Minutes later, he was handcuffed and taken back to jail, where he was serving three months on a parole violation — the latest stumble in a life that has veered between promise and problems.

“This was not an easy matter to determine. You had a lot of chances, and you know you haven’t taken advantage of all of them,” Manhattan state Supreme Court Justice Roger Hayes told Ford. “I think you’ve made some mistakes in judgment. And I think you recognize them.”

Growing up in Washington, Ford was singing and playing the piano by age 4. His childhood was streaked with loss; his mother died when he was a young child, he was then separated from his younger sister, and he didn’t meet his father until years later, according to court papers. But Ford thrived: He had led three church choirs and appeared at the Kennedy Center for the Performing Arts by the time President Ronald Reagan recognized him with a National Youth Hero Award and a mention in the 1986 State of the Union address.

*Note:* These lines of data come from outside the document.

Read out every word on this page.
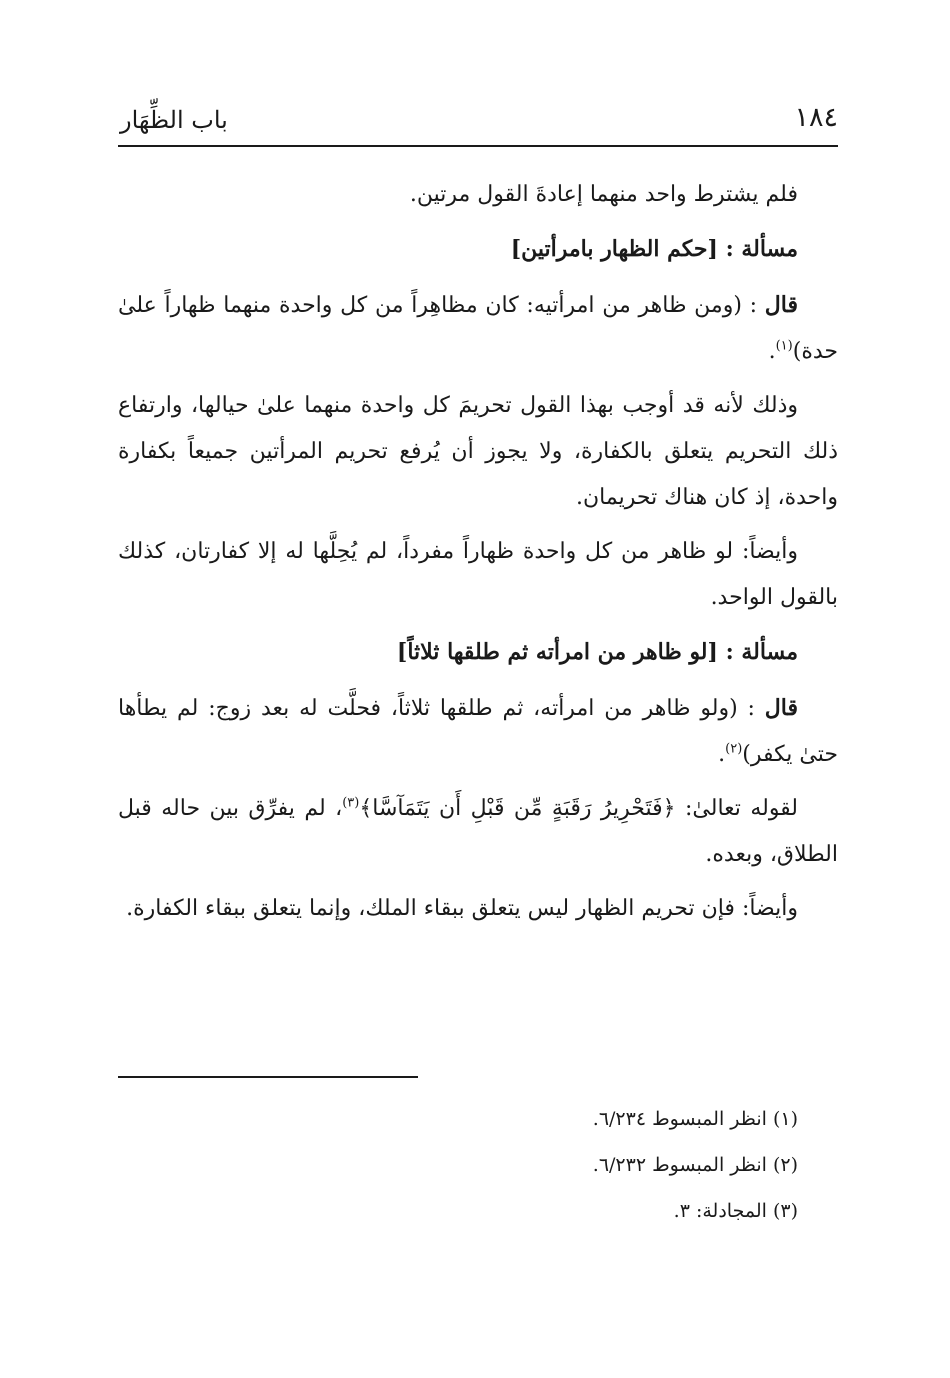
١٨٤
باب الظِّهَار

فلم يشترط واحد منهما إعادةَ القول مرتين.

مسألة : [حكم الظهار بامرأتين]

قال : (ومن ظاهر من امرأتيه: كان مظاهِراً من كل واحدة منهما ظهاراً علىٰ حدة)$^{(١)}$.

وذلك لأنه قد أوجب بهذا القول تحريمَ كل واحدة منهما علىٰ حيالها، وارتفاع ذلك التحريم يتعلق بالكفارة، ولا يجوز أن يُرفع تحريم المرأتين جميعاً بكفارة واحدة، إذ كان هناك تحريمان.

وأيضاً: لو ظاهر من كل واحدة ظهاراً مفرداً، لم يُحِلَّها له إلا كفارتان، كذلك بالقول الواحد.

مسألة : [لو ظاهر من امرأته ثم طلقها ثلاثاً]

قال : (ولو ظاهر من امرأته، ثم طلقها ثلاثاً، فحلَّت له بعد زوج: لم يطأها حتىٰ يكفر)$^{(٢)}$.

لقوله تعالىٰ: ﴿فَتَحْرِيرُ رَقَبَةٍ مِّن قَبْلِ أَن يَتَمَآسَّا﴾$^{(٣)}$، لم يفرِّق بين حاله قبل الطلاق، وبعده.

وأيضاً: فإن تحريم الظهار ليس يتعلق ببقاء الملك، وإنما يتعلق ببقاء الكفارة.

(١) انظر المبسوط ٦/٢٣٤.

(٢) انظر المبسوط ٦/٢٣٢.

(٣) المجادلة: ٣.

“We see the dream glow in the towering talent of a 12-year-old, Tyrone Ford,” Reagan said. Ford soon found himself the recipient of a piano from first lady Nancy Reagan and a promised college scholarship from the United Negro College Fund.

Then he began getting into trouble. He made a phony claim of being kidnapped after he disappeared from home for two weeks and his grandmother pleaded publicly for help finding him; a drug arrest landed him in a drug-treatment boarding school at 15, with the Reagans’ help, according to news accounts and prosecutors’ court papers.

By the time he was 19, Ford’s problems erupted in a strange episode in which he stole former Washington Mayor Marion Barry’s car by taking the keys from Barry’s office. Ford, who had attended Barry’s mayoral inauguration party several years earlier, blamed drugs as he pleaded guilty. He was sentenced to at least 18 months in prison.

Ford, 38, estimates he’s been arrested 20 times — most recently for marijuana possession just three weeks after he was paroled in January. He had been serving prison time on a 2009 conviction on charges of stealing credit cards from purses. He’s now serving 90 days in jail for violating his parole.